A l'honneur du libéralisme britannique, disons que la réplique anticipée de la Revue d'Edimbourg à la Quarterly Review n'est pas le dernier mot des whigs aux tories sur la rentrée du maréchal Radetsky à Milan. La presse quotidienne des whigs, d'accord avec lord Palmerston, dénonce aussi ceux qui, trop fidèles aux traditions de Castlereagh, abandonneraient volontiers les Lombards avec les Piémontais, les Romains avec les Toscans, à l'anthropophagie des Croates (1), espérant qu'après avoir dévoré les libéraux italiens, les Croates iront dévorer en Allemagne les libéraux allemands, et de là reviendront dans le Midi entretenir leur appétit. Après tout, quel est le grand crime des Lombards? d'avoir imité les Autrichiens eux-mêmes. Quoi! Vienne s'insurgerait contre son empereur, et voudrait que Milan se soumît à cette autorité impériale qui hier était obligée de s'évader de sa capitale? Par quelle aberration l'Allemagne, si ardente, nous dit-on, à reconstituer sa vieille nationalité, veut-elle encore s'imposer à l'Italie? Si le nouvel Empire germanique prétend à toute force ressusciter le passé, il ne faut pas qu'il fausse l'histoire et les traditions des autres peuples (2).

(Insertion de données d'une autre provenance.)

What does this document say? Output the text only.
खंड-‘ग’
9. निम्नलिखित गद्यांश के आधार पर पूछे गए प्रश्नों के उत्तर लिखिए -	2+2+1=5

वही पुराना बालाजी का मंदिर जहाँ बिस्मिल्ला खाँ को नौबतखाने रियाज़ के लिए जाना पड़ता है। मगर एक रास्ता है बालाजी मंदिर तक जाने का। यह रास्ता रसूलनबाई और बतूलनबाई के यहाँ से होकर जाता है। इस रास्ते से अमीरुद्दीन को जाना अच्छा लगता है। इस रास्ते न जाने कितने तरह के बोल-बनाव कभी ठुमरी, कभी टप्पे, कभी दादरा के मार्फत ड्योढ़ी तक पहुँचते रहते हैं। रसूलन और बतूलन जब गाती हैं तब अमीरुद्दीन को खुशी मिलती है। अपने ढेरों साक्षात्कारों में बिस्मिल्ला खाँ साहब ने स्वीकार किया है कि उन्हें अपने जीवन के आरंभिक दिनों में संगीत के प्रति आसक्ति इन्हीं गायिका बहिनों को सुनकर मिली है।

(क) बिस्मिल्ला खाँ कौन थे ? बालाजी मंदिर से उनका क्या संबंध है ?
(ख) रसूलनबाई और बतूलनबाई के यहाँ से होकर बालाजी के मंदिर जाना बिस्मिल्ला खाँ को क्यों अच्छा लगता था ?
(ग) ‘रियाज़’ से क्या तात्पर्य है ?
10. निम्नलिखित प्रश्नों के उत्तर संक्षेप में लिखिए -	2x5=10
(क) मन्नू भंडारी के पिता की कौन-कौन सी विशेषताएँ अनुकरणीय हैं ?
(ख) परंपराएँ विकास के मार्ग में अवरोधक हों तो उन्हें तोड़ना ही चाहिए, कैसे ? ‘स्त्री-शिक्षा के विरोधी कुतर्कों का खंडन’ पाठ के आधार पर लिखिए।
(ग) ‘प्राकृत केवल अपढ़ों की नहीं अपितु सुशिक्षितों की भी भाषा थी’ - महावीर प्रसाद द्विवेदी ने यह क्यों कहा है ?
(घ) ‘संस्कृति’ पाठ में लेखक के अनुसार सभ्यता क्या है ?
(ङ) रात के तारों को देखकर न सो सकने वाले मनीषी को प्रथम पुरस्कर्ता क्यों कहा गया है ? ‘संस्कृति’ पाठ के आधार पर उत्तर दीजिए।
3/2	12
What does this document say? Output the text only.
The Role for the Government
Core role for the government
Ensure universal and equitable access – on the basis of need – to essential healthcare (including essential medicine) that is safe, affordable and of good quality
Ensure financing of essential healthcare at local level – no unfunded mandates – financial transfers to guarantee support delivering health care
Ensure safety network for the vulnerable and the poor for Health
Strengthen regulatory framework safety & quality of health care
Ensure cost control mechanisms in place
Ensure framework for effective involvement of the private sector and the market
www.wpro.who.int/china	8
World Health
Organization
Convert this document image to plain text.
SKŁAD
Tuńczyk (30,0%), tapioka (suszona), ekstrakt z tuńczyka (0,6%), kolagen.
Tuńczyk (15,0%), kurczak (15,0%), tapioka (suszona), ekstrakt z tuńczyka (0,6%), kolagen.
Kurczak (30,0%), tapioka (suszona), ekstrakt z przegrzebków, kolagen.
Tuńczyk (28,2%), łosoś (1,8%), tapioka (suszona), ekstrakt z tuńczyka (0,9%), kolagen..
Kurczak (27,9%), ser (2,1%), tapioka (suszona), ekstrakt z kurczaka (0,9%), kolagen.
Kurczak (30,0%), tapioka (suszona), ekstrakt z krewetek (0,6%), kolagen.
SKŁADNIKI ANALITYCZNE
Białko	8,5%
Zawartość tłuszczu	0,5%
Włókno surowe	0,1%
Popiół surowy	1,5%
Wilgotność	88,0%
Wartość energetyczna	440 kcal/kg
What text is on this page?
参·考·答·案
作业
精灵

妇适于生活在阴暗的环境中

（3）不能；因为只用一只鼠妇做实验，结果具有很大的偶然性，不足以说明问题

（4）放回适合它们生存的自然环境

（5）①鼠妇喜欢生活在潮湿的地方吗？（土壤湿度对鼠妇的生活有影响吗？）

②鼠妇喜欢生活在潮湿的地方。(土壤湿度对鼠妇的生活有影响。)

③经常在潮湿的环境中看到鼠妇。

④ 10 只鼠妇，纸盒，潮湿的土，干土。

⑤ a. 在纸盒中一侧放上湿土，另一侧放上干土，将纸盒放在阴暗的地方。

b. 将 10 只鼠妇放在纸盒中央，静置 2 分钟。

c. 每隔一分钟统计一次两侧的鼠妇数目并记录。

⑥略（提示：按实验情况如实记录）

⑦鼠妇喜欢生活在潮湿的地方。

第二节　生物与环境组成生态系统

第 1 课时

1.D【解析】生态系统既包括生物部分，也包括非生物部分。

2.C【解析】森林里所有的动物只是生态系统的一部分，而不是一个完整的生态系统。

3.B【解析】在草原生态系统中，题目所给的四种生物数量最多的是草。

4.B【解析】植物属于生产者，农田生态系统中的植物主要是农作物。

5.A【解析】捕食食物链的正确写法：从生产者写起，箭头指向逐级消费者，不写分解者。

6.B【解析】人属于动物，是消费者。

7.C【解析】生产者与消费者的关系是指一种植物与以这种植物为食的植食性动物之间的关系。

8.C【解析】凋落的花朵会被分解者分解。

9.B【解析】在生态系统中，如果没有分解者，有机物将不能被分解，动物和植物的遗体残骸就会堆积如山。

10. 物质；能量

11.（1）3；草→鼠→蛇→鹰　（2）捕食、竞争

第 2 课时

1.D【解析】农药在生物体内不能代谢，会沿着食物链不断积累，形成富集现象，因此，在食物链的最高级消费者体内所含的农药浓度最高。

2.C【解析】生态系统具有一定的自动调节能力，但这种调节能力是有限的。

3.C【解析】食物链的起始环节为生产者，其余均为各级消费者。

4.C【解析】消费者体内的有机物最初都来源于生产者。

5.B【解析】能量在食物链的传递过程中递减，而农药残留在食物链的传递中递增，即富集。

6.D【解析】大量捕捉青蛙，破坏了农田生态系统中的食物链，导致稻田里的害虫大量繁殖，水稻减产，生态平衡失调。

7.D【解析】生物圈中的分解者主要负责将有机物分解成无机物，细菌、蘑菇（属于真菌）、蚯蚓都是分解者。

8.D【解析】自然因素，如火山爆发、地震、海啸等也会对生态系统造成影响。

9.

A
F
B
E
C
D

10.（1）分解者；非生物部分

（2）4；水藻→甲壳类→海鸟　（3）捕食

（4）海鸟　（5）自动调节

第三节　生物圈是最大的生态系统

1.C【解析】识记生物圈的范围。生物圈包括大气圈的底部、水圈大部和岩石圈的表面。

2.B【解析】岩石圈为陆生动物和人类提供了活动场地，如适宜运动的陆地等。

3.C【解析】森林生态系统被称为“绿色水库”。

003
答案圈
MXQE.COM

Voilà une partie des questions que la presse anglaise traite à divers points de vue; mais quelques journaux n'hésitent pas à se prononcer pour une intervention armée de la

(1) Le Daily News (16 juillet) ne craint pas d'appeler Radetsky an ogre, un ogre, et c'est ce mot que nous paraphrasons.

(2) Voir dans cette livraison l'important article sur l'Empire germanique.